“Our technological level might enable us to achieve sufficiency, but we need to prepare for the next stage, which is competitiveness and which is more difficult,” he said. “We need a new generation of technology not necessarily here now, but which we need to put together.”

One vehicle for that is the proposed Rice Academy at the PhilRice complex in Muñoz, Nueva Ecija.

“We want to encourage young farmers as their fathers near retirement,” said Dr. Manuel C. Regalado, PhilRice Deputy Executive Director for Research.

“And make rice farming more fun – and profitable,” said Dr. Karen Barroga, Chief of Development Communication. “Physical distance is no longer a barrier, there are many alternative routes to get the technology to the farmer.”

The research and training academy will be off and running in 2013 at a cost of P75 million for the first year. The idea is to provide training on the full cycle of rice farming under one roof, said Rasco, the country’s principal rice scientist who is no stranger to academe.

A member of the National Academy of Science and Technology, the country’s top advisory body on science and technology, Rasco was director of the Institute of Plant Breeding at the University of the Philippines Los Banos (UPLB) and professor at UP Mindanao prior to his appointment to PhilRice.

He completed his Masters of Science in Agriculture at UPLB in 1974 as a scholar of the Southeast Asian Regional Center for Graduate Study and Research in Agriculture (SEARCA). He obtained his PhD in Plant Breeding from Cornell University in the United States.

He was involved in various researches on vegetables, potato and sweet potato breeding and agronomy; development of underutilized crops; farming on slopes; genetically modified crops; and the sustainability of modern agriculture.
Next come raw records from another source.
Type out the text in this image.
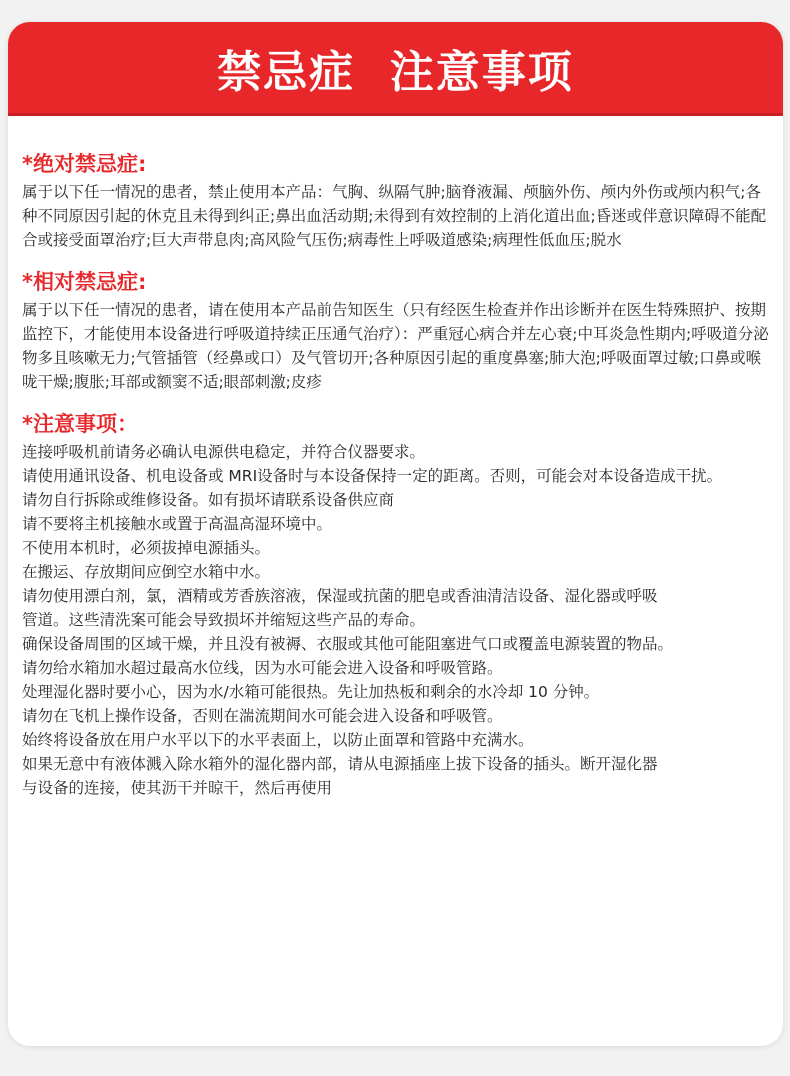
禁忌症  注意事项
*绝对禁忌症:

属于以下任一情况的患者，禁止使用本产品：气胸、纵隔气肿;脑脊液漏、颅脑外伤、颅内外伤或颅内积气;各种不同原因引起的休克且未得到纠正;鼻出血活动期;未得到有效控制的上消化道出血;昏迷或伴意识障碍不能配合或接受面罩治疗;巨大声带息肉;高风险气压伤;病毒性上呼吸道感染;病理性低血压;脱水

*相对禁忌症:

属于以下任一情况的患者，请在使用本产品前告知医生（只有经医生检查并作出诊断并在医生特殊照护、按期监控下，才能使用本设备进行呼吸道持续正压通气治疗）：严重冠心病合并左心衰;中耳炎急性期内;呼吸道分泌物多且咳嗽无力;气管插管（经鼻或口）及气管切开;各种原因引起的重度鼻塞;肺大泡;呼吸面罩过敏;口鼻或喉咙干燥;腹胀;耳部或额窦不适;眼部刺激;皮疹

*注意事项：

连接呼吸机前请务必确认电源供电稳定，并符合仪器要求。

请使用通讯设备、机电设备或 MRI设备时与本设备保持一定的距离。否则，可能会对本设备造成干扰。

请勿自行拆除或维修设备。如有损坏请联系设备供应商

请不要将主机接触水或置于高温高湿环境中。

不使用本机时，必须拔掉电源插头。

在搬运、存放期间应倒空水箱中水。

请勿使用漂白剂，氯，酒精或芳香族溶液，保湿或抗菌的肥皂或香油清洁设备、湿化器或呼吸

管道。这些清洗案可能会导致损坏并缩短这些产品的寿命。

确保设备周围的区域干燥，并且没有被褥、衣服或其他可能阻塞进气口或覆盖电源装置的物品。

请勿给水箱加水超过最高水位线，因为水可能会进入设备和呼吸管路。

处理湿化器时要小心，因为水/水箱可能很热。先让加热板和剩余的水冷却 10 分钟。

请勿在飞机上操作设备，否则在湍流期间水可能会进入设备和呼吸管。

始终将设备放在用户水平以下的水平表面上，以防止面罩和管路中充满水。

如果无意中有液体溅入除水箱外的湿化器内部，请从电源插座上拔下设备的插头。断开湿化器

与设备的连接，使其沥干并晾干，然后再使用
Rasco said PhilRice is looking at three legs of technology for rice farmers to stand on to be more competitive: one, biology (including biotechnology and genetic engineering); second, mechanization and automation; and third, Information Technology.

Information Technology, for example, will use satellite imagery to map rice areas.

“Now it’s mostly guesswork, we don’t know exactly how many hectares are planted to rice,” Rasco said. “If we know it, we can predict potential harvests, predict loses when typhoons strike. If we know it, we should not be hungry.”

The analytical tools are available, he said. Satellite images may be used to expand the handheld Leaf Color Chart now used by farmers to indicate a healthy rice plant in small plots. Satellite imagery can enhance the plots into hectares of ricefields into data that are analyzed to complement the Leaf Color Chart on the ground.

Rasco said PhilRice is looking at expanding the use of mobile telecommunication, including mobile phones, android applications, social networking and multimedia to reach not just farmers but even those remotely connected to farms, such as Filipinos working abroad who have the interest and the money to invest in rice growing to help their farming families.

“The basis in the future is knowledge, not just natural resources, and producing more rice out of increasingly limited land and water available,” he said. “There’s so much knowledge out there on how to use land and water efficiently.”

In the past, Rasco said, the thrust was to have more rice land cultivated and irrigated. “We are nearing the end of that, there’s no more rice areas left to expand cultivation. Today, we need to acquire, process and use information, like knowing the rice hectarage by satellite,” he said. The same technology can be used to monitor pest outbreaks in the future.

Then there’s biology, like rethinking the future by thinking green: breeding rice varieties that need low energy inputs; tapping biological control in managing pests; and biological fertilizers for supporting the nutritional needs of rice.

In 2010, the Bureau of Agricultural Statistics report, the national average spending on fuel and oil was P808 per hectare. Other costs included fertilizers, pesticides, seeds, labor and rents at an average P39,300; it is more expensive in irrigated areas.

To cut energy costs, new varieties will require less fertilizers, pesticides and water – without decreasing average yields. To reduce energy-related inputs, new varieties would be ready for harvest 100 days after sowing; current varieties mature from 108 to 118 days, needing more energy to grow.

In automation, Rasco said PhilRice will mass produce simple and affordable farm machineries. The target is to raise mechanization from half a horsepower per hectare today to at least 1.5 horsepower.

“There are lots of prototypes in the PhilRice laboratory and we’ll mass produce them, complete with interchangeable parts to make it cheaper much like the way we now assemble Toyotas. We will industrialize rice farming. It’s that simple: some machineries need only about 50 parts, including nuts and bolts.”

It will start “an entirely new industry,” he said. “It will be one giant step forward in farming.”

A fabrication plant will open at PhilRice in a year’s time at a cost of P75 million for the first year, about the same cost as starting up the Rice Academy.

“It will be seed money that rolls over for the mass production to be self-sustaining,” Rasco said. “It can be done with the right management and technology.”